Aspen pre-schoolers, teachers under quarantine
A group of youngsters and their teachers at the Aspen School District’s Cottage preschool were pulled out of class Wednesday after one of them tested positive for the COVID-19 virus.
Eleven children and four adults are part of the two Cottage cohorts that are either in isolation or quarantine. The district has advised those under quarantine — people exposed to the infected person — to stay home for 14 days. Letters were sent to parents saying that quarantined children can return to The Cottage on Oct. 26 if they don’t become infected.
“To quell any rumors as best we can with the information we have, one classroom has been placed in quarantine returning on Oct. 26,” Superintendent David Baugh said in an email to Aspen School District employees. “An additional classroom is in isolation pending further investigation by Pitkin County Health. At this time, as of this writing, four adults and 11 children are affected in the sense of being in quarantine or isolation.”
Cottage employees learned of the positive case Tuesday night.
Citing patient privacy laws, Baugh, during an interview Wednesday, declined to say whether the infected person was one of the children or the instructors. Multiple sources, however, said the person who tested positive is a teacher.
Roughly one-half of the The Cottage’s students are children of staff and faculty at the district. Sending children home means parents have to adjust their plans, and when teachers of quarantined go home, the school must find a replacement.
“In a small system there is a big ripple effect,” Baugh said, “when so many of our teaching staff have children in The Cottage.”
Oct. 26 also is the date the middle and high schools are scheduled to start in-class learning through a hybrid-learning model. Those openings will hinge on public health trends, Baugh has emphasized.
The elementary school has been doing both cohorts and virtual learning since Sept. 8, with students attending classes in three buildings.

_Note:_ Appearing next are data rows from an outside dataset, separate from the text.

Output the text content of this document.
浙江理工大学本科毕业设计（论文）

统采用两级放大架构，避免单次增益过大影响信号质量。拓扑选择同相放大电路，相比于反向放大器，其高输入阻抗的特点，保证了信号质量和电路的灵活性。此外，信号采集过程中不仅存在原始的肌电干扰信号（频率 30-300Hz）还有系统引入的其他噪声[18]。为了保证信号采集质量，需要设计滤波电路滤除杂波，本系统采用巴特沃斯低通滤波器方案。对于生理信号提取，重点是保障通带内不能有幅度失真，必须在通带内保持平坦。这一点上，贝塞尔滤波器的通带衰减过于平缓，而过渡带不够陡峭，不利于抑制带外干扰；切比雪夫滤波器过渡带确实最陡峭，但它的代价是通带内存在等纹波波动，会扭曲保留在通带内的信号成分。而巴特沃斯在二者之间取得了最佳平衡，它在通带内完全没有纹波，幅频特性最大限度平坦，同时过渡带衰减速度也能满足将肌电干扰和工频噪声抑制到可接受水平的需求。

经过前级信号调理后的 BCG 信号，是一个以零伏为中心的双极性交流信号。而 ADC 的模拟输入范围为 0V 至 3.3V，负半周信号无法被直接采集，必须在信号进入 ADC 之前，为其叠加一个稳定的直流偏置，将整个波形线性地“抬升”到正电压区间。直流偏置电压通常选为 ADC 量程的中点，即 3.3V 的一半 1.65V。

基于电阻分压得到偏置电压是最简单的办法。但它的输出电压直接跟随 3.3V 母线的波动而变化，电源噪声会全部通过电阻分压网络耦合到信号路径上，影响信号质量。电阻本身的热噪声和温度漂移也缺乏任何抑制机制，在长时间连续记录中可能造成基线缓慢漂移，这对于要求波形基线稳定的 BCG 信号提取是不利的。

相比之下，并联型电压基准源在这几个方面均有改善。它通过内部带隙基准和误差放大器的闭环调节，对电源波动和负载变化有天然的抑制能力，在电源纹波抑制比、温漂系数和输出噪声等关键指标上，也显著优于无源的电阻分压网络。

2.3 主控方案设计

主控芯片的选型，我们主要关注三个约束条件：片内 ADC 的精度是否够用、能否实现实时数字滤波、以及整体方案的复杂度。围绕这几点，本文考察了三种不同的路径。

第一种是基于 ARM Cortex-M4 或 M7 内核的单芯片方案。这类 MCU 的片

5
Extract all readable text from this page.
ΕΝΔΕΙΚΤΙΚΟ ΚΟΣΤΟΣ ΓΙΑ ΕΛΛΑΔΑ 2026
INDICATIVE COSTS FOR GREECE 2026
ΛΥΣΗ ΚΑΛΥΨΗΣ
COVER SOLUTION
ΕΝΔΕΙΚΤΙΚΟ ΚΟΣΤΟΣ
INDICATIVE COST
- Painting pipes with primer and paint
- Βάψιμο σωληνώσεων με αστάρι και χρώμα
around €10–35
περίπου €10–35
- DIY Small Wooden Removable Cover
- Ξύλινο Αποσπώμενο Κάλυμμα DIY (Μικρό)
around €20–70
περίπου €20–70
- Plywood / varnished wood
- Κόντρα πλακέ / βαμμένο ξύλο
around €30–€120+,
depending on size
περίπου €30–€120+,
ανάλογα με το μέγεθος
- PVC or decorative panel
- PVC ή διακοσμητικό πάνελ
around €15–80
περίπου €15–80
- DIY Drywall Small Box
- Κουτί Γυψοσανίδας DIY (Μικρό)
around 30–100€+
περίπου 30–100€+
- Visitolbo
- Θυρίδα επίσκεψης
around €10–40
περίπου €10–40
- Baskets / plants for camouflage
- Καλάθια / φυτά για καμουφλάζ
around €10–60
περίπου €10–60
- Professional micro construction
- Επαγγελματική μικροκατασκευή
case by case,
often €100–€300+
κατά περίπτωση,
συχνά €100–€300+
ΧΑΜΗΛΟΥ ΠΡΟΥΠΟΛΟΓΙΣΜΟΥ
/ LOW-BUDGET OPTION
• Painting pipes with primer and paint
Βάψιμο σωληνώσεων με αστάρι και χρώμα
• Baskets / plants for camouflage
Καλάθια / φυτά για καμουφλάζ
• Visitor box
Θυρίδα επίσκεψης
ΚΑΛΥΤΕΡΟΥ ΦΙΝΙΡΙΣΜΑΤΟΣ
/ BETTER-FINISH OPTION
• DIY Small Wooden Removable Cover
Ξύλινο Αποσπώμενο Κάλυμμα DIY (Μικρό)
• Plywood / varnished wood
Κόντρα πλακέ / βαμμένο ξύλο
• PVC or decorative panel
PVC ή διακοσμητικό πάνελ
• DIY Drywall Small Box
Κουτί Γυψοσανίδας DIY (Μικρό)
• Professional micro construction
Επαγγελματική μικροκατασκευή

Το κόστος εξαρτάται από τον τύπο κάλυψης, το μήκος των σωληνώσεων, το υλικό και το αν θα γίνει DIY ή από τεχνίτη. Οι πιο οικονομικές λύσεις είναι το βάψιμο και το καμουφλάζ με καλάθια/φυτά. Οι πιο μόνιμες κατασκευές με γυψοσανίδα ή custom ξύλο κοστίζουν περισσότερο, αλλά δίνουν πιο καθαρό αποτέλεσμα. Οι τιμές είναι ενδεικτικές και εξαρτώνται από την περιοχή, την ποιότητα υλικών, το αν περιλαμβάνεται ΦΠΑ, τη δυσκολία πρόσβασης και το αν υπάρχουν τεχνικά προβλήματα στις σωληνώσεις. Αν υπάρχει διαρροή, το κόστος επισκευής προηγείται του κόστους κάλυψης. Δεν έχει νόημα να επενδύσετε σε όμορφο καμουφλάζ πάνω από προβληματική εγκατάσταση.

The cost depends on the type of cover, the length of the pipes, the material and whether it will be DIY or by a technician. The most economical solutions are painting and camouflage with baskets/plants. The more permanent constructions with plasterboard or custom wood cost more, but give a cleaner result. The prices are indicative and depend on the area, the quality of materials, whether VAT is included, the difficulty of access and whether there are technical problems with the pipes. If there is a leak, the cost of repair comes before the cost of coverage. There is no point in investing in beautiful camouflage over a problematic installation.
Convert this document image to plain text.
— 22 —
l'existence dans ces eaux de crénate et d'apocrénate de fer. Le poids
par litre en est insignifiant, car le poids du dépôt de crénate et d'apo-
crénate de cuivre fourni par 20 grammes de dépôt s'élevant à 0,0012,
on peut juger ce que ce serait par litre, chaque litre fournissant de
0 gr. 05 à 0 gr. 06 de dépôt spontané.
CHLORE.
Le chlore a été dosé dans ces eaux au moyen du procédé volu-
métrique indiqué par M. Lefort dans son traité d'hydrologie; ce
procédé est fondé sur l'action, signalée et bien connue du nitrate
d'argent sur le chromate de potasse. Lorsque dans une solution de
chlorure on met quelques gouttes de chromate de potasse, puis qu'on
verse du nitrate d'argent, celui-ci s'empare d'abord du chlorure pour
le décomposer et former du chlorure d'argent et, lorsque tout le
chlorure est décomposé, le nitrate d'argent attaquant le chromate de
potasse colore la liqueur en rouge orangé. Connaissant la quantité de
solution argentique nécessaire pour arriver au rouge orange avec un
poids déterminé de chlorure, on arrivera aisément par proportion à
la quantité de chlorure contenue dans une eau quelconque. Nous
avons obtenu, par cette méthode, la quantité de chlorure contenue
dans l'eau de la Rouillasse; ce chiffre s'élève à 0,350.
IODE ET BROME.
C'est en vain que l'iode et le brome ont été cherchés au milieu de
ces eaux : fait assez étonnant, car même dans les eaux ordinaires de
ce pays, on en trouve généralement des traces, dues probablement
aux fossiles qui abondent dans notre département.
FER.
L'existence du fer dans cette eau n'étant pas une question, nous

At the ASD’s virtual town hall meeting Monday, Baugh said the openings also are contingent on an upgrade of the HVAC systems at The Cottage as well as elementary, middle and high schools.
The district is spending approximately $300,000 for the upgrades, Baugh said Wednesday.
“It’s a very protective measure,” he said of the HVAC improvements. Work started on them Wednesday, he said.
The HVAC will be upgraded through bipolar ionization technology and improve the schools’ ventilation by reducing pathogens —like those from COVID-19 or a flu —while cleaning the air.